On a day that marks 100 years since women got the right to vote here in the UK, it is worth being reminded that for many countries such results came much later. The Divine Order takes as its subject matter the suffrage movement in Switzerland, where women got the right to vote in 1971 – more than 50 years after the equivalent right had passed in the UK. Unlike Suffragette, this film takes a lighter, feel-good approach to the suffrage story.

The film catapults its protagonist Nora (played by Marie Leuenberger) from quiet and dutiful housewife to leader of the town’s suffragette movement, picking up various characters – including a feisty old widow and an Italian restaurant owner – along the way.
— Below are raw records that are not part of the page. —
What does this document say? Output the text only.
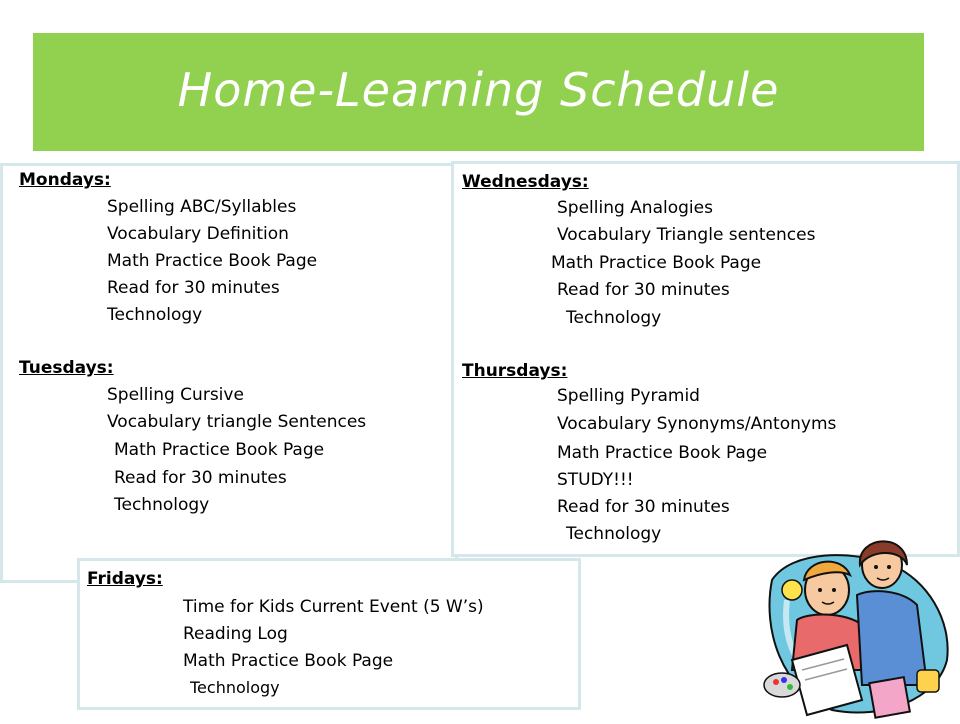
Home-Learning Schedule
Mondays:
Spelling ABC/Syllables
Vocabulary Definition
Math Practice Book Page
Read for 30 minutes
Technology
Tuesdays:
Spelling Cursive
Vocabulary triangle Sentences
Math Practice Book Page
Read for 30 minutes
Technology
Wednesdays:
Spelling Analogies
Vocabulary Triangle sentences
Math Practice Book Page
Read for 30 minutes
Technology
Thursdays:
Spelling Pyramid
Vocabulary Synonyms/Antonyms
Math Practice Book Page
STUDY!!!
Read for 30 minutes
Technology
Fridays:
Time for Kids Current Event (5 W’s)
Reading Log
Math Practice Book Page
Technology
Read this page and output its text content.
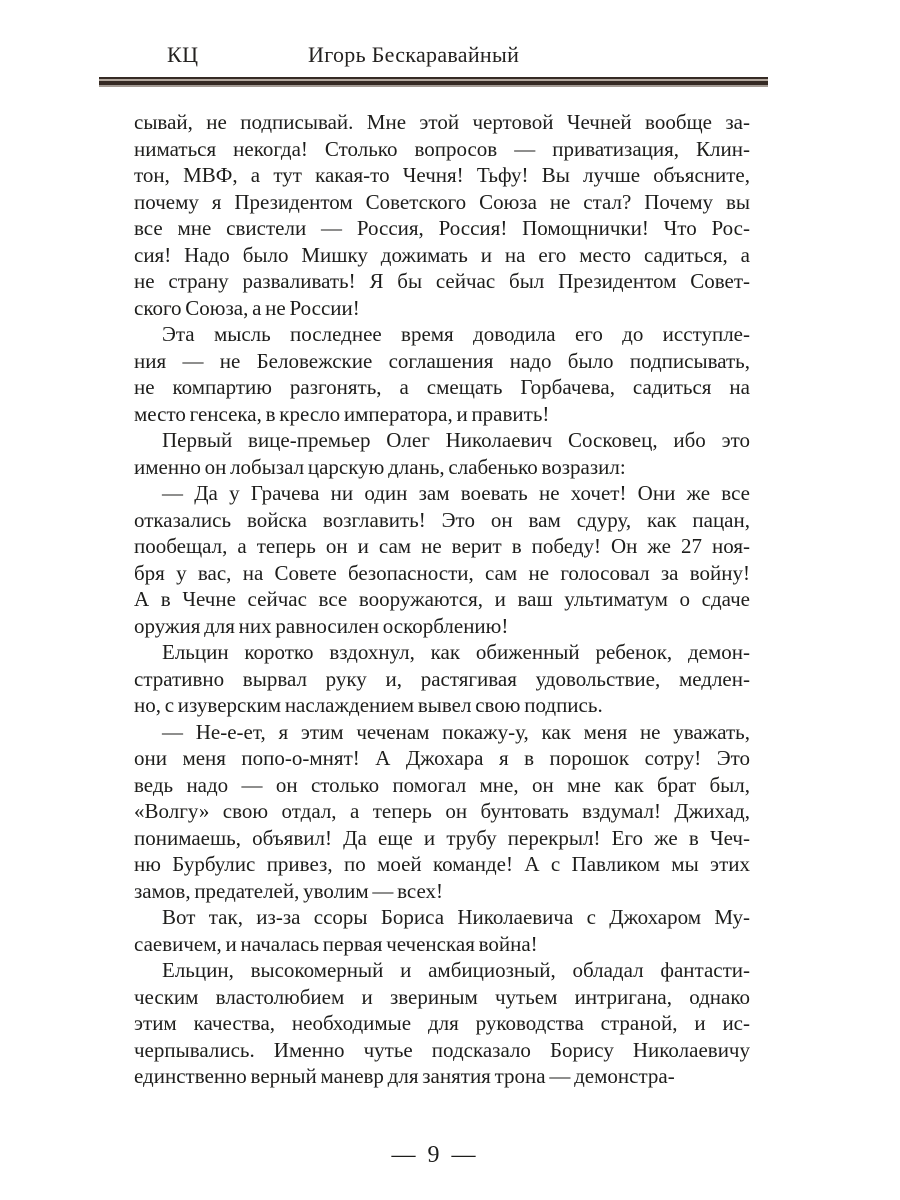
КЦ	Игорь Бескаравайный
сывай, не подписывай. Мне этой чертовой Чечней вообще за-
ниматься некогда! Столько вопросов — приватизация, Клин-
тон, МВФ, а тут какая-то Чечня! Тьфу! Вы лучше объясните,
почему я Президентом Советского Союза не стал? Почему вы
все мне свистели — Россия, Россия! Помощнички! Что Рос-
сия! Надо было Мишку дожимать и на его место садиться, а
не страну разваливать! Я бы сейчас был Президентом Совет-
ского Союза, а не России!
Эта мысль последнее время доводила его до исступле-
ния — не Беловежские соглашения надо было подписывать,
не компартию разгонять, а смещать Горбачева, садиться на
место генсека, в кресло императора, и править!
Первый вице-премьер Олег Николаевич Сосковец, ибо это
именно он лобызал царскую длань, слабенько возразил:
— Да у Грачева ни один зам воевать не хочет! Они же все
отказались войска возглавить! Это он вам сдуру, как пацан,
пообещал, а теперь он и сам не верит в победу! Он же 27 ноя-
бря у вас, на Совете безопасности, сам не голосовал за войну!
А в Чечне сейчас все вооружаются, и ваш ультиматум о сдаче
оружия для них равносилен оскорблению!
Ельцин коротко вздохнул, как обиженный ребенок, демон-
стративно вырвал руку и, растягивая удовольствие, медлен-
но, с изуверским наслаждением вывел свою подпись.
— Не-е-ет, я этим чеченам покажу-у, как меня не уважать,
они меня попо-о-мнят! А Джохара я в порошок сотру! Это
ведь надо — он столько помогал мне, он мне как брат был,
«Волгу» свою отдал, а теперь он бунтовать вздумал! Джихад,
понимаешь, объявил! Да еще и трубу перекрыл! Его же в Чеч-
ню Бурбулис привез, по моей команде! А с Павликом мы этих
замов, предателей, уволим — всех!
Вот так, из-за ссоры Бориса Николаевича с Джохаром Му-
саевичем, и началась первая чеченская война!
Ельцин, высокомерный и амбициозный, обладал фантасти-
ческим властолюбием и звериным чутьем интригана, однако
этим качества, необходимые для руководства страной, и ис-
черпывались. Именно чутье подсказало Борису Николаевичу
единственно верный маневр для занятия трона — демонстра-
— 9 —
Unafraid to add humour, the film is both amusing and inspiring. A reminder that the most powerful and significant political movements are often underscored by everyday, local and individual acts of rebellion

https://umich.kanopy.com/video/divine-order

https://www.youtube.com/results?search_query=the+divine+order
 

Shoulder to Shoulder (1974)
 

A ground-breaking BBC television series about the history of suffrage through key personalities – such as the Pankhursts.

It traumatized a generation with its graphic detail of the horrors of the forced feeding of hunger strikers in British prisons.

The Annie Kenney episode follows the career of the former mill girl who started work at the age of 10 and was the only working class woman to become a leader of the Votes for Women movement.